Isaac Fellman’s The Two Doctors Górski is an interesting science fantasy novel from a up-and-coming author. The basic setup of a graduate student dealing with past trauma and a difficult current advisor is easily relatable, but the expansion on that idea through speculative means is fascinating.
Annae is the lead. She can read minds, and was seduced by her previous advisor who hounds her to this day in an effort to destroy her career. As a result she is now working under a celebrated magician in England. This magician is Marec Górski, who from the outset seems very much of a Hugh Laurie cast of doctor. He is angry, bitter, and hateful to those around him. While this is occasionally painted as an effort to educate or an attempt to push away others, the fact it is abusive to a certain degree is understood. At the same time he is greatly celebrated for his great achievement, a peculiar homunculus. Specifically he created an entity called ariel, who is the distillation of most if not all of the traits people would call positive in an individual, taken out of Marec himself.

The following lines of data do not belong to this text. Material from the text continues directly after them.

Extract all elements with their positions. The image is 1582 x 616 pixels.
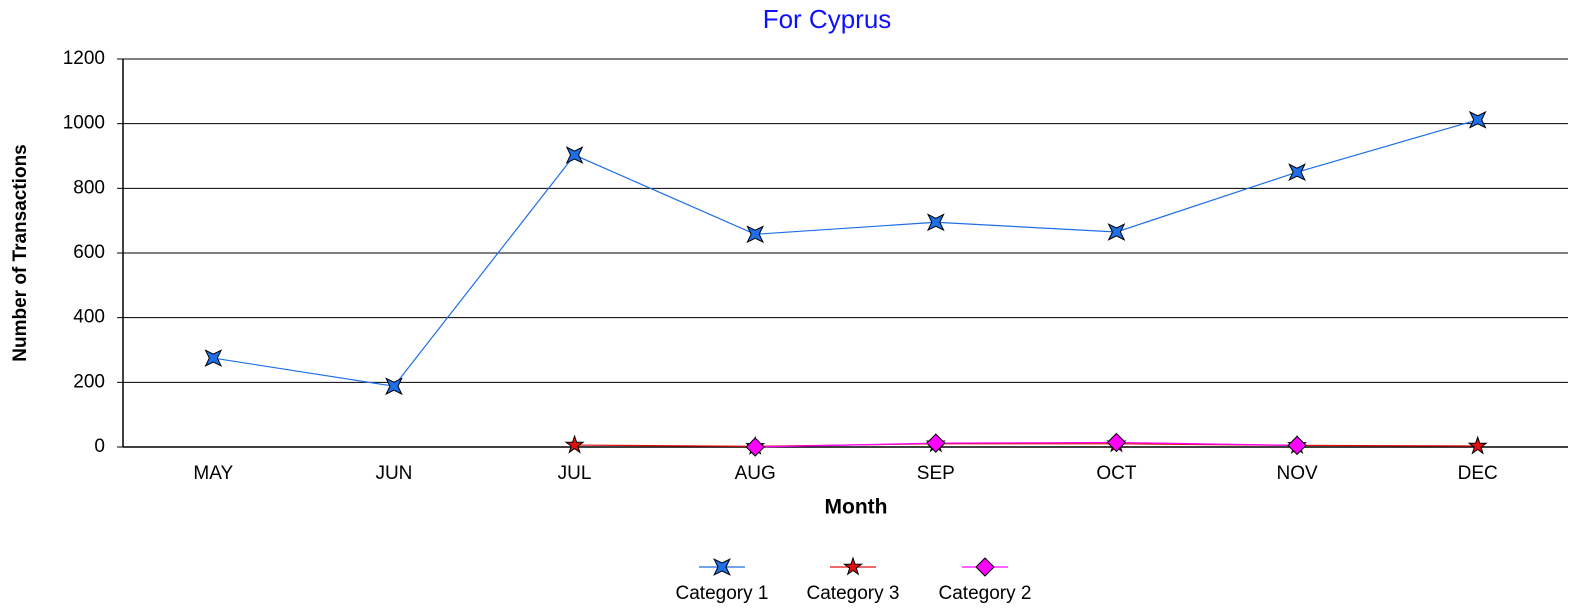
x-tick-label: AUG <box>735 463 776 484</box>
series-line <box>213 119 1478 387</box>
point-marker <box>565 146 584 164</box>
point-marker <box>746 225 765 244</box>
point-marker <box>385 377 403 396</box>
y-tick-label: 600 <box>73 242 105 263</box>
point-marker <box>1106 432 1127 453</box>
x-tick-label: SEP <box>917 463 955 484</box>
y-axis-label: Number of Transactions <box>10 144 31 362</box>
series-line <box>755 441 1298 448</box>
point-marker <box>1288 163 1306 182</box>
point-marker <box>926 213 945 232</box>
legend-label: Category 2 <box>939 583 1032 604</box>
point-marker <box>745 437 765 457</box>
x-tick-label: JUN <box>375 463 412 484</box>
legend-marker <box>842 556 864 576</box>
y-tick-label: 200 <box>73 371 105 392</box>
y-tick-label: 0 <box>94 436 105 457</box>
point-marker <box>1468 110 1487 129</box>
series-line <box>574 443 1478 447</box>
y-tick-label: 400 <box>73 307 105 328</box>
point-marker <box>1287 435 1307 456</box>
point-marker <box>204 349 223 367</box>
point-marker <box>926 433 946 453</box>
y-tick-label: 1000 <box>63 113 105 134</box>
x-tick-label: NOV <box>1276 463 1318 484</box>
point-marker <box>1107 223 1126 241</box>
x-tick-label: MAY <box>193 463 233 484</box>
x-tick-label: DEC <box>1458 463 1498 484</box>
point-marker <box>1467 435 1488 455</box>
y-tick-label: 1200 <box>63 48 105 69</box>
x-tick-label: JUL <box>558 463 592 484</box>
legend-label: Category 1 <box>676 583 769 604</box>
point-marker <box>564 434 585 454</box>
chart-title: For Cyprus <box>763 4 892 34</box>
y-tick-label: 800 <box>73 177 105 198</box>
x-axis-label: Month <box>825 496 888 519</box>
legend-label: Category 3 <box>807 583 900 604</box>
legend-marker <box>713 558 731 576</box>
legend-marker <box>975 557 995 577</box>
x-tick-label: OCT <box>1096 463 1137 484</box>
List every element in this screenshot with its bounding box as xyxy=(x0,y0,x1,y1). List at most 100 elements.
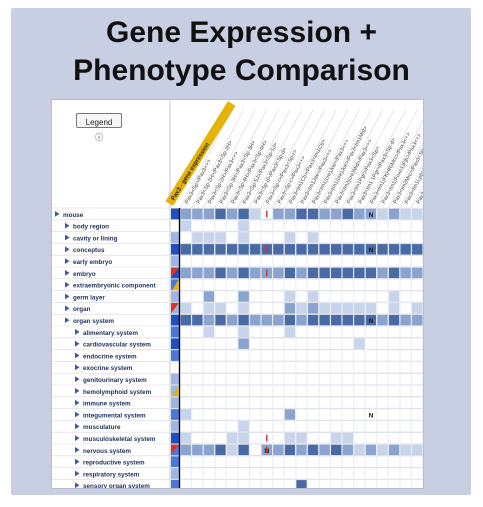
phenotype-cell[interactable] xyxy=(249,397,261,409)
phenotype-cell[interactable] xyxy=(376,420,389,432)
phenotype-cell[interactable] xyxy=(180,267,192,279)
phenotype-cell[interactable] xyxy=(307,467,319,480)
phenotype-cell[interactable] xyxy=(342,338,354,350)
phenotype-cell[interactable] xyxy=(261,255,273,267)
phenotype-cell[interactable] xyxy=(284,385,296,397)
phenotype-cell[interactable] xyxy=(295,408,308,421)
phenotype-cell[interactable] xyxy=(272,338,284,350)
phenotype-cell[interactable] xyxy=(400,208,412,220)
expression-cell[interactable] xyxy=(171,350,179,361)
triangle-right-icon[interactable] xyxy=(75,458,80,465)
expression-cell[interactable] xyxy=(171,302,179,314)
phenotype-cell[interactable] xyxy=(307,361,319,373)
phenotype-cell[interactable] xyxy=(295,420,308,432)
triangle-right-icon[interactable] xyxy=(75,340,80,347)
phenotype-cell[interactable] xyxy=(411,408,423,421)
phenotype-cell[interactable] xyxy=(284,302,296,314)
phenotype-cell[interactable] xyxy=(272,385,284,397)
phenotype-cell[interactable] xyxy=(307,314,319,326)
phenotype-cell[interactable] xyxy=(411,314,423,326)
phenotype-cell[interactable] xyxy=(180,397,192,409)
phenotype-cell[interactable] xyxy=(342,290,354,303)
phenotype-cell[interactable] xyxy=(319,420,331,432)
phenotype-cell[interactable] xyxy=(411,444,423,456)
phenotype-cell[interactable] xyxy=(226,290,238,303)
phenotype-cell[interactable] xyxy=(319,279,331,291)
phenotype-cell[interactable] xyxy=(376,290,389,303)
phenotype-cell[interactable] xyxy=(191,302,203,314)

Other important characters besides Annae, Marec, and Ariel are chiefly limited to one Torquil Gibson. He is the longsuffering plant expert working under Marec in an effort to get his dissertation approved. His warnings towards our lead regarding their mutual advisor are sometimes harsh but never angry. His personal desires, down to a suggestion that she should use her research to kill Marec, our understandable even when they seem mean or mercenary.
Recovering from abuse, and dealing with the damage that life gives is a major theme of this work. Indeed the fact that one can do harm even while trying to be helpful is a key factor. Annae’s research denotes the problems that appear as side effects can be worse than the original that is cured. Marec seems ashamed of his past work, steadily deteriorating in both behavior and health as a result.
There is a certain element of Jekyll and Hyde to this volume, in the separating of traits that an individual deems harmful or against purpose into another being. However for an author a decade removed from the television series House, the fact that the original is the mean-spirited, angry, and abusive character makes much of a difference. The comparison may seem unfair to some, however if anything it’s a compliment. Both deal in self-experimentation and the unintended consequences thereof, albeit taking the work in somewhat different directions. Even so the self-destructive nature of these actions, in the long or short term, is a key factor. Similarly the ripples that such actions can have, allowing one’s worst traits to bloom, are made very obvious. All of the other lead characters, especially Annae, are harmed by the increasing instability of an individual that didn’t want to deal with certain aspects of themselves.
The Two Doctors Górski is a dark, somber, and semi hopeless read. Nonetheless it’s examinations of the human condition, combined with an all too real look at academia, will more than enthrall the reader. This volume is well worth reading to interested parties, and Isaac Fellman is definitely a name to watch out for.